One of the protesters who was demonstrating in D.C. on a night when the military was captured on video flying helicopters closely over crowds is seeking financial compensation for physical and mental injuries.

In an administrative claim filed with the D.C. National Guard, the American Civil Liberties Union said the actions on the night of June 1 “caused harmful or offensive bodily contact, and inflicted severe emotional distress through extreme and outrageous conduct” to their client.

Social media videos posted that evening reveal at least two military choppers hovering over parts of D.C., where hours earlier, authorities cleared an area near Lafayette Square.

The complaint from the ACLU of D.C. said 23-year old Dzhuliya Dashtamirova, who traveled to D.C from Baltimore that day to demonstrate, suffered injuries to her body and face when one of the aircrafts kicked up debris over 7th Street near Gallery Place. She experienced eye irritation for days following the incident.

“My eyes and skin were burning from all the debris flying everywhere. I couldn’t see anything,” Dashtamirova said in a separate written statement from the ACLU. “I was afraid that troops would storm out of the helicopter and tear gas me or shoot me with rubber bullets.”

For several weeks afterward, the ACLU alleges Dashtamirova also “lost sleep, struggled to concentrate at work, and spent hours trying to process the incident and grapple with her fears that it would occur again.”

“This was a dangerous, unprecedented show of force against American civilians exercising their First Amendment rights,” said ACLU attorney Michael Perloff. “The streets of D.C. are not a war zone, and protesters are not the enemy. Our government should stop treating them that way.”

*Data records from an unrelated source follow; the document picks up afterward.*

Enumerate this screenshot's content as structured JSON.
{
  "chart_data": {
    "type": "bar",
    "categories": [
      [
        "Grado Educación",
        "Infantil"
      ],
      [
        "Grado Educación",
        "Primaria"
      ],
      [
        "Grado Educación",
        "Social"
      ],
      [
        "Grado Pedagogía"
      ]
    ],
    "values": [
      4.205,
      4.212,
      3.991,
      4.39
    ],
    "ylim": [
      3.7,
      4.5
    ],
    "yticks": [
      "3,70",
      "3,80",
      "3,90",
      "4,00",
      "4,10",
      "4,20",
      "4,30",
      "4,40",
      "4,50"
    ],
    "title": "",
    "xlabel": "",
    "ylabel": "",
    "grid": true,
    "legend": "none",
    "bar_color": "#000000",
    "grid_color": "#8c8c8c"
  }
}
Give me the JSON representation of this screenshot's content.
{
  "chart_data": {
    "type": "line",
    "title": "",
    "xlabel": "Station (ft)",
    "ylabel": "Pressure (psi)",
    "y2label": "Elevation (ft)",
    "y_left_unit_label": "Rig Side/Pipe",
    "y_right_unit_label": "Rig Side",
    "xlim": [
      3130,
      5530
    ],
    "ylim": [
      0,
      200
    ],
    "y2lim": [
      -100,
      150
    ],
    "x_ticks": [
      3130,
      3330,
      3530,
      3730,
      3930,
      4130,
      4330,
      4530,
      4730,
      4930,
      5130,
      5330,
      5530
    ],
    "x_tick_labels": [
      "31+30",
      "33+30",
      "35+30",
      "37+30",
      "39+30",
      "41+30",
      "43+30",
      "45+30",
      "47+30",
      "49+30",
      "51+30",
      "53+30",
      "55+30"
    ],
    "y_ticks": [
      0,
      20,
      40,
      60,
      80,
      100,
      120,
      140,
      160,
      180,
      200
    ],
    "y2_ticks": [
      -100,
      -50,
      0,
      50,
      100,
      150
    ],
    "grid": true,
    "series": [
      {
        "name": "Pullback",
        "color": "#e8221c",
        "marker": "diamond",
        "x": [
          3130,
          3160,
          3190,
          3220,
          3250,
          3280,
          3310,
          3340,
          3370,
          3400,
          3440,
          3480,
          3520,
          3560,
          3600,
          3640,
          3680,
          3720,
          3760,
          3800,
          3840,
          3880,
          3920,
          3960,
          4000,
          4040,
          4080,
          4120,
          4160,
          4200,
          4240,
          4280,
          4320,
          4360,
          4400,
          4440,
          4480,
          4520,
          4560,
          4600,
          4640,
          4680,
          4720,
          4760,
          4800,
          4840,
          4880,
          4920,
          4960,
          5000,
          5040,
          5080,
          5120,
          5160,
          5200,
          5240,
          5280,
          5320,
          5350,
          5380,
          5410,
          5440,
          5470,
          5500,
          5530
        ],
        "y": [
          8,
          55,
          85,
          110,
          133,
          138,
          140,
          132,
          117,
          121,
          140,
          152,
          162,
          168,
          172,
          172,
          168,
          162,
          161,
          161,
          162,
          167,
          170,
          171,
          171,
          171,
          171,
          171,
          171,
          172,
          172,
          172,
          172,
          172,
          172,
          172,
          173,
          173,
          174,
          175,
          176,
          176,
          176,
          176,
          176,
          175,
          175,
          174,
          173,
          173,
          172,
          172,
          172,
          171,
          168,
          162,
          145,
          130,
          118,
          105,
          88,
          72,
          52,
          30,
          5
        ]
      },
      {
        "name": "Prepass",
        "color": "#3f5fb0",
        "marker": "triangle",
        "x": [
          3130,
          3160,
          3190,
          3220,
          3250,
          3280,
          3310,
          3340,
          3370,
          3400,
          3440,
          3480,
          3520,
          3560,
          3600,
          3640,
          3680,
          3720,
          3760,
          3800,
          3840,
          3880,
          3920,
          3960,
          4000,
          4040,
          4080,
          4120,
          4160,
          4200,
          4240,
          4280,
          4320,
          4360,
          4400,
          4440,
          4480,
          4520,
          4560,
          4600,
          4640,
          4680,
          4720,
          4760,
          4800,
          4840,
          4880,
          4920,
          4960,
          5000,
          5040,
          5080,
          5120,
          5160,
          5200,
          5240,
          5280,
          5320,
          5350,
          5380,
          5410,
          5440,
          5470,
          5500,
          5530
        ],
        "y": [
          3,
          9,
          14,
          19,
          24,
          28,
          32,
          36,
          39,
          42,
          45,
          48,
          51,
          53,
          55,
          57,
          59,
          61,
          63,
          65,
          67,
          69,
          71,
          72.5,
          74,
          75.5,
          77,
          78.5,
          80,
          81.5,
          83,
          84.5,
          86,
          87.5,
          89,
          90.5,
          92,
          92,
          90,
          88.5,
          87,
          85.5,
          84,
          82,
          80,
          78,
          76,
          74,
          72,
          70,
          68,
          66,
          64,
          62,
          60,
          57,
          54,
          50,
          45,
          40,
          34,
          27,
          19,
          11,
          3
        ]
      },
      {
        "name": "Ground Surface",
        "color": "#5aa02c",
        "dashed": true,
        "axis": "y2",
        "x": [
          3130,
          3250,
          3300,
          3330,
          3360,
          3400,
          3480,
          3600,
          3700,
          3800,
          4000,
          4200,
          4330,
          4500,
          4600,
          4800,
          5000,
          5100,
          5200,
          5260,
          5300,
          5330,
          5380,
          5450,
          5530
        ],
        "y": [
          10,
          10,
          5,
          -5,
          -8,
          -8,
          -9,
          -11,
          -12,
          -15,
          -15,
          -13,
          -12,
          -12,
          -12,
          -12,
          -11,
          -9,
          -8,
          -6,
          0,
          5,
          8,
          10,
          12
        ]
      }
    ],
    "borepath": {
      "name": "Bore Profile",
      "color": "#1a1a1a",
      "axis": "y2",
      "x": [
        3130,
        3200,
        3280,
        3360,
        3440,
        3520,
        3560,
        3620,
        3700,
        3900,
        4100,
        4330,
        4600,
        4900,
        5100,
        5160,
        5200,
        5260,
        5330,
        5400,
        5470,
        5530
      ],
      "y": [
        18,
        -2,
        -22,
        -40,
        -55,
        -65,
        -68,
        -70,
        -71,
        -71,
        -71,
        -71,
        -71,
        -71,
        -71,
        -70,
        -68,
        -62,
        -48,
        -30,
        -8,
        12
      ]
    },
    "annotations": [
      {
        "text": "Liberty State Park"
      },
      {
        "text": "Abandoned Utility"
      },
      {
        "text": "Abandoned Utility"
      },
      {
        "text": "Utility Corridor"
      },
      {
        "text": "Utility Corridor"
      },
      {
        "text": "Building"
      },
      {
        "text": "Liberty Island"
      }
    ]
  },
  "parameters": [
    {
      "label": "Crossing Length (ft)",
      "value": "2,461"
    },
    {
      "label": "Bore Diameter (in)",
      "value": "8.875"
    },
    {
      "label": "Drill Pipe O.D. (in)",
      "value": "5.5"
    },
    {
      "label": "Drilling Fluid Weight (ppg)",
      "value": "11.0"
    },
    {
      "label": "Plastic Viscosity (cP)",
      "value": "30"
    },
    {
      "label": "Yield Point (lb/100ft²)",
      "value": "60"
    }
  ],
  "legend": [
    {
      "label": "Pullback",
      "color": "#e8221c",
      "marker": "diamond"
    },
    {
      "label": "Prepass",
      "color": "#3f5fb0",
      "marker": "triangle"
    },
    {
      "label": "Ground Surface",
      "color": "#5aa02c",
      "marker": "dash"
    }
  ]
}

The D.C. National Guard was already investigating the evening in question, during which a Lakota with a red cross medical evacuation insignia and a Blackhawk began to circle closely over the demonstrators between Gallery Place and Judiciary Square.

The claim is seeking $200,000 in damages under the Federal Tort Reform Claims Act.

The D.C. National Guard hasn’t returned WTOP’s request for comment.

WTOP has not immediately heard back from the D.C. National Guard for comment on the claim.